Elemental Weight Percent:

| element | wt% |
|---|---|
| Pb | 42.08 |
| O | 29.24 |
| Si | 17.11 |
| Mn | 11.16 |
| H | 00.41 |
| Total | 100.0 |

==X-ray crystallography==
Yangite was analyzed by both powder and single-crystal X-ray diffraction. Data was collected using the Bruker X8 APEX2 CCD diffractometer. The diffraction data was influenced by severe peak overlap, leading to uncertainty in the resulting index.

Powder Diffraction Data:

| d-spacing | intensity |
|---|---|
| 7.379 Å | 100 |
| 6.648 Å | 48 |
| 3.717 Å | 44 |
| 3.517 Å | 38 |
| 2.992 Å | 38 |
| 2.949 Å | 40 |
| 2.917 Å | 65 |
| 2.907 Å | 55 |

==Crystal structure==
The chain silicate structure is formed by double wollastonite chains. These tetrahedral formations run parallel with the [010] axis and connect with Mn-polyhedra and Pb-polyhedra at the corners.

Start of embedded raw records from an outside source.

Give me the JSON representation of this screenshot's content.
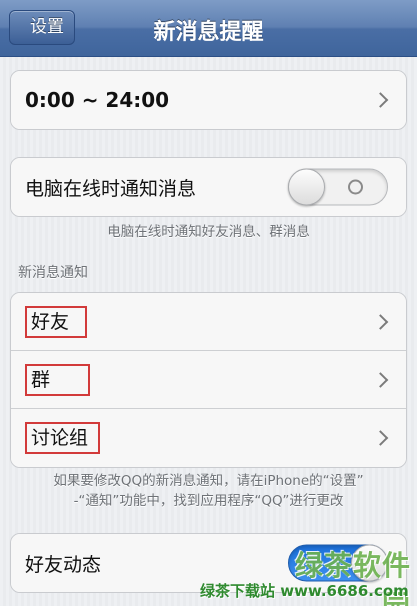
{
  "nav": {
    "back_label": "设置",
    "title": "新消息提醒"
  },
  "time_range": {
    "value": "0:00 ~ 24:00"
  },
  "pc_online": {
    "label": "电脑在线时通知消息",
    "toggle_on": false,
    "note": "电脑在线时通知好友消息、群消息"
  },
  "section": {
    "label": "新消息通知"
  },
  "notify_items": [
    {
      "label": "好友"
    },
    {
      "label": "群"
    },
    {
      "label": "讨论组"
    }
  ],
  "notify_note_lines": [
    "如果要修改QQ的新消息通知，请在iPhone的“设置”",
    "-“通知”功能中，找到应用程序“QQ”进行更改"
  ],
  "friend_feed": {
    "label": "好友动态",
    "toggle_on": true
  },
  "watermark": {
    "logo_text": "绿茶软件园",
    "bottom_text": "绿茶下载站 www.6686.com"
  },
  "colors": {
    "nav_blue": "#4a6ea5",
    "highlight_red": "#d23a3a",
    "toggle_blue": "#1b6fd9"
  }
}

The chains are also defined by four-membered and six-membered alternating tetrahedral rings. Yangite has three Si tetrahedral sites, defined as Si1, Si2, and Si3. Respectively, the average bond lengths are 1.622 Å, 1.622 Å, and 1.624 Å. Yangite is composed of an octahedrally coordinated Mn^{2+} cation. Within the crystal structure, Pb^{2+} has a coordination number of five, bonded with O molecules.